Which of the three systems a paper uses is determined by the journal. Authors typically check the journal’s submission guidelines before formatting their references.

APA Style in the Sciences

APA (American Psychological Association) style is an author-date system most commonly associated with psychology and the social sciences, but it’s also used in nursing, public health, education research, and some interdisciplinary science journals. In-text citations list the author’s last name and year of publication, such as (Johnson, 2023), and the reference list at the end is organized alphabetically.

The current version, the 7th edition, made several practical changes. Reference entries now include up to 20 authors. For sources with more than 20, you list the first 19, add an ellipsis, and then the final author’s name. Digital object identifiers (DOIs) are now formatted as clickable hyperlinks rather than preceded by the label “DOI:” as in earlier editions. These changes reflect the shift toward digital-first publishing, where readers access papers online and need working links to track down sources.

NLM Style and PubMed Citations

The National Library of Medicine maintains its own citation format, described in its publication “Citing Medicine.” This format serves as the foundation for how millions of journal articles are indexed and displayed in PubMed, the largest database of biomedical literature. A typical NLM-formatted citation includes the authors, article title, abbreviated journal name, full publication date, volume, issue, page range, and PubMed ID (PMID), a unique number that lets anyone find the article instantly in the database.
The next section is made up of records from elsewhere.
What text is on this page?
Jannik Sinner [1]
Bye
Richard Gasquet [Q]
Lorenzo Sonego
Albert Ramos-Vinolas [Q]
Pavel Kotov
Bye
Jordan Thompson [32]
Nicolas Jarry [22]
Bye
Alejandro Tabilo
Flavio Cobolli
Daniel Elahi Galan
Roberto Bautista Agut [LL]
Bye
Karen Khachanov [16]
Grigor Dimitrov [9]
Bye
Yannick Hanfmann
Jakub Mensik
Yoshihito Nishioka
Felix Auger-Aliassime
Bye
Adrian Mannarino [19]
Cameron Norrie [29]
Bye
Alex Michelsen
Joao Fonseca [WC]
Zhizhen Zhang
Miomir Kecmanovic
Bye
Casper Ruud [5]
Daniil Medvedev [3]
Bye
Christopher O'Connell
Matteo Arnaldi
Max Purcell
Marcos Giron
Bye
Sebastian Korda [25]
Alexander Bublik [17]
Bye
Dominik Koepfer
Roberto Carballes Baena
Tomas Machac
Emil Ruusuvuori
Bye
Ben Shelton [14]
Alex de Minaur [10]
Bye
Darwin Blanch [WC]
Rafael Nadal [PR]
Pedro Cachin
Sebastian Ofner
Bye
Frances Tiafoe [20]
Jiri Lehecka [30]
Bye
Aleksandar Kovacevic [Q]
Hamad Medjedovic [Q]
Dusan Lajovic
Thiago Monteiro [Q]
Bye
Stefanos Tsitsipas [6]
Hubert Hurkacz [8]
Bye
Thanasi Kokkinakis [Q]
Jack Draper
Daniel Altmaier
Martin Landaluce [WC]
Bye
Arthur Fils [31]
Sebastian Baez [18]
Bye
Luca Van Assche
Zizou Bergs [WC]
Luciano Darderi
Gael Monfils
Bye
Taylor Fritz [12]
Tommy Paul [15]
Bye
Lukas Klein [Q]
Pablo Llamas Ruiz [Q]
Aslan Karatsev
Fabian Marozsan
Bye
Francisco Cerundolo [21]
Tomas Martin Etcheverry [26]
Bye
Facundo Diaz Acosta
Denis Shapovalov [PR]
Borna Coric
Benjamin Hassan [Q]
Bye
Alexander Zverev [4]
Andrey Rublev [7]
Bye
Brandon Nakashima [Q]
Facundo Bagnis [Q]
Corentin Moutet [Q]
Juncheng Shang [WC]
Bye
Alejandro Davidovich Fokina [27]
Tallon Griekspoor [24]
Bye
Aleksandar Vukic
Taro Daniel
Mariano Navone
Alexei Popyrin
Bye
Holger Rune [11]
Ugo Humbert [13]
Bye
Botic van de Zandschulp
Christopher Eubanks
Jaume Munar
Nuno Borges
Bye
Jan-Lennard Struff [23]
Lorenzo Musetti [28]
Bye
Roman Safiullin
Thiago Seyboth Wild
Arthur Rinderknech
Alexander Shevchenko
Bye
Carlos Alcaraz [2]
NLM style follows the ANSI/NISO Z39.29 bibliographic standard, which is essentially a national rulebook for how references should be structured. Because the ICMJE recommendations for medical journals are built on NLM formatting, researchers publishing in clinical medicine encounter this style constantly, even if their journal officially calls it “Vancouver style.” The two are closely related, with NLM providing the more detailed technical specification.
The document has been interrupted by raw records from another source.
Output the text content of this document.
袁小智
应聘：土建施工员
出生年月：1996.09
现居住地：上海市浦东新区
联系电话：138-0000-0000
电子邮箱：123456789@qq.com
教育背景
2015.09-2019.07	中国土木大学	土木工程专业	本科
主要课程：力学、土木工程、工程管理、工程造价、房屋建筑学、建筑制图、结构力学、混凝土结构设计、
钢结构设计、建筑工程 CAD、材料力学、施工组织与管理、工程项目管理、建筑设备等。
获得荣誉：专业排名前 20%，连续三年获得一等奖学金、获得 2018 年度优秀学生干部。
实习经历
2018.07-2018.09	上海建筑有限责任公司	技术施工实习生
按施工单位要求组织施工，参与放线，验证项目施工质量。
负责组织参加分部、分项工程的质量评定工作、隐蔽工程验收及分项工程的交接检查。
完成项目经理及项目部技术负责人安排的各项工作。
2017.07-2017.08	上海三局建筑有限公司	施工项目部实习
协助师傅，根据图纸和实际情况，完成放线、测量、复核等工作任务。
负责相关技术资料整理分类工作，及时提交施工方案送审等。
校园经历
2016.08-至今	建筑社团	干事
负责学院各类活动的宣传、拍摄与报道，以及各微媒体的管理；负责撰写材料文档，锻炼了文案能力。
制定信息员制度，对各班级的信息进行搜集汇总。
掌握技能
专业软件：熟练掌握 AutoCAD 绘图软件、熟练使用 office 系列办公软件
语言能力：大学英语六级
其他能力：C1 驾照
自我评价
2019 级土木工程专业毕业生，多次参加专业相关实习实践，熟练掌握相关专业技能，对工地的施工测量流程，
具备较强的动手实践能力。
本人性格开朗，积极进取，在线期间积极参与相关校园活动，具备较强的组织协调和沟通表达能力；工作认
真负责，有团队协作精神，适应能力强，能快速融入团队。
How Journals Enforce Their Chosen Style

Every scientific journal publishes an “Instructions for Authors” or “Guide for Authors” page that specifies exactly which citation style to use, down to details like punctuation, abbreviation of journal names, and whether to include issue numbers. Submitting a paper in the wrong format can delay the review process or result in a desk rejection before peer review even begins.

Most researchers use reference management software to handle formatting automatically. Tools like Zotero, Mendeley, and EndNote store citation data in standardized file formats (such as BibTeX .bib files or RIS files) that can export references in thousands of journal-specific styles at the click of a button. For researchers using LaTeX to write their papers, pairing a .bib file with the correct style template produces a fully formatted reference list with minimal manual editing. This automation is essential because a single researcher might submit to journals that use completely different citation systems over the course of a year.
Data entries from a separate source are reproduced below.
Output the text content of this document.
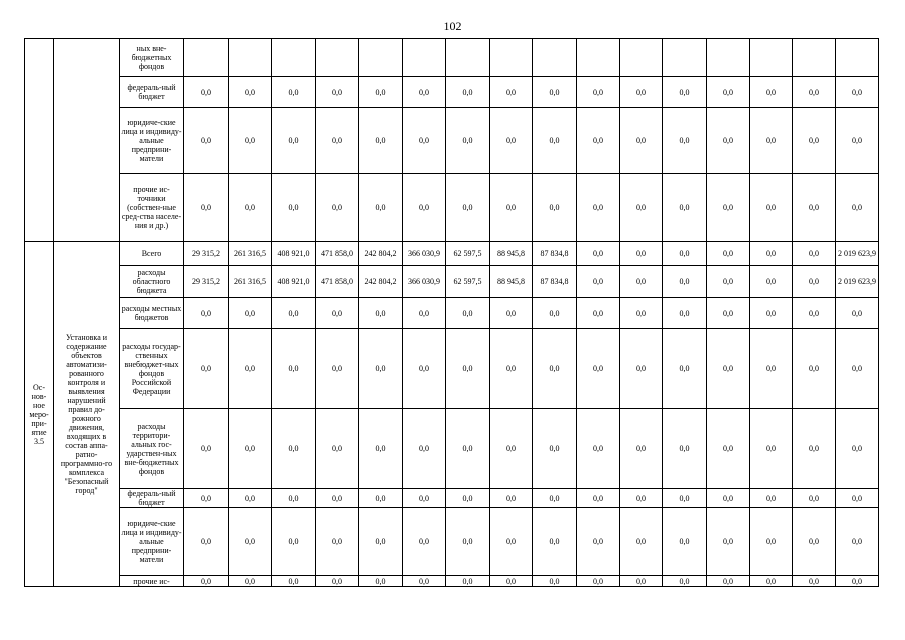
102
		ных вне-бюджетных фондов																
		федераль-ный бюджет	0,0	0,0	0,0	0,0	0,0	0,0	0,0	0,0	0,0	0,0	0,0	0,0	0,0	0,0	0,0	0,0
		юридиче-ские лица и индивиду-альные предприни-матели	0,0	0,0	0,0	0,0	0,0	0,0	0,0	0,0	0,0	0,0	0,0	0,0	0,0	0,0	0,0	0,0
		прочие ис-точники (собствен-ные сред-ства населе-ния и др.)	0,0	0,0	0,0	0,0	0,0	0,0	0,0	0,0	0,0	0,0	0,0	0,0	0,0	0,0	0,0	0,0
Ос-нов-ное меро-при-ятие 3.5	Установка и содержание объектов автоматизи-рованного контроля и выявления нарушений правил до-рожного движения, входящих в состав аппа-ратно-программно-го комплекса "Безопасный город"	Всего	29 315,2	261 316,5	408 921,0	471 858,0	242 804,2	366 030,9	62 597,5	88 945,8	87 834,8	0,0	0,0	0,0	0,0	0,0	0,0	2 019 623,9
		расходы областного бюджета	29 315,2	261 316,5	408 921,0	471 858,0	242 804,2	366 030,9	62 597,5	88 945,8	87 834,8	0,0	0,0	0,0	0,0	0,0	0,0	2 019 623,9
		расходы местных бюджетов	0,0	0,0	0,0	0,0	0,0	0,0	0,0	0,0	0,0	0,0	0,0	0,0	0,0	0,0	0,0	0,0
		расходы государ-ственных внебюджет-ных фондов Российской Федерации	0,0	0,0	0,0	0,0	0,0	0,0	0,0	0,0	0,0	0,0	0,0	0,0	0,0	0,0	0,0	0,0
		расходы территори-альных гос-ударствен-ных вне-бюджетных фондов	0,0	0,0	0,0	0,0	0,0	0,0	0,0	0,0	0,0	0,0	0,0	0,0	0,0	0,0	0,0	0,0
		федераль-ный бюджет	0,0	0,0	0,0	0,0	0,0	0,0	0,0	0,0	0,0	0,0	0,0	0,0	0,0	0,0	0,0	0,0
		юридиче-ские лица и индивиду-альные предприни-матели	0,0	0,0	0,0	0,0	0,0	0,0	0,0	0,0	0,0	0,0	0,0	0,0	0,0	0,0	0,0	0,0
		прочие ис-	0,0	0,0	0,0	0,0	0,0	0,0	0,0	0,0	0,0	0,0	0,0	0,0	0,0	0,0	0,0	0,0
Citing AI Tools in Scientific Papers

As researchers increasingly use AI tools like ChatGPT in their workflows, citation guidelines are catching up. APA style now includes guidance for citing generative AI, treating it as a source that should be referenced in-text and included in the reference list. However, the rules vary significantly depending on the publisher, the journal, and even individual course instructors in academic settings. Some journals require disclosure of any AI use in a dedicated section of the paper, while others prohibit AI-generated text entirely. If you’re writing a scientific paper and used AI tools during any part of the process, check your target journal’s specific policy before submitting.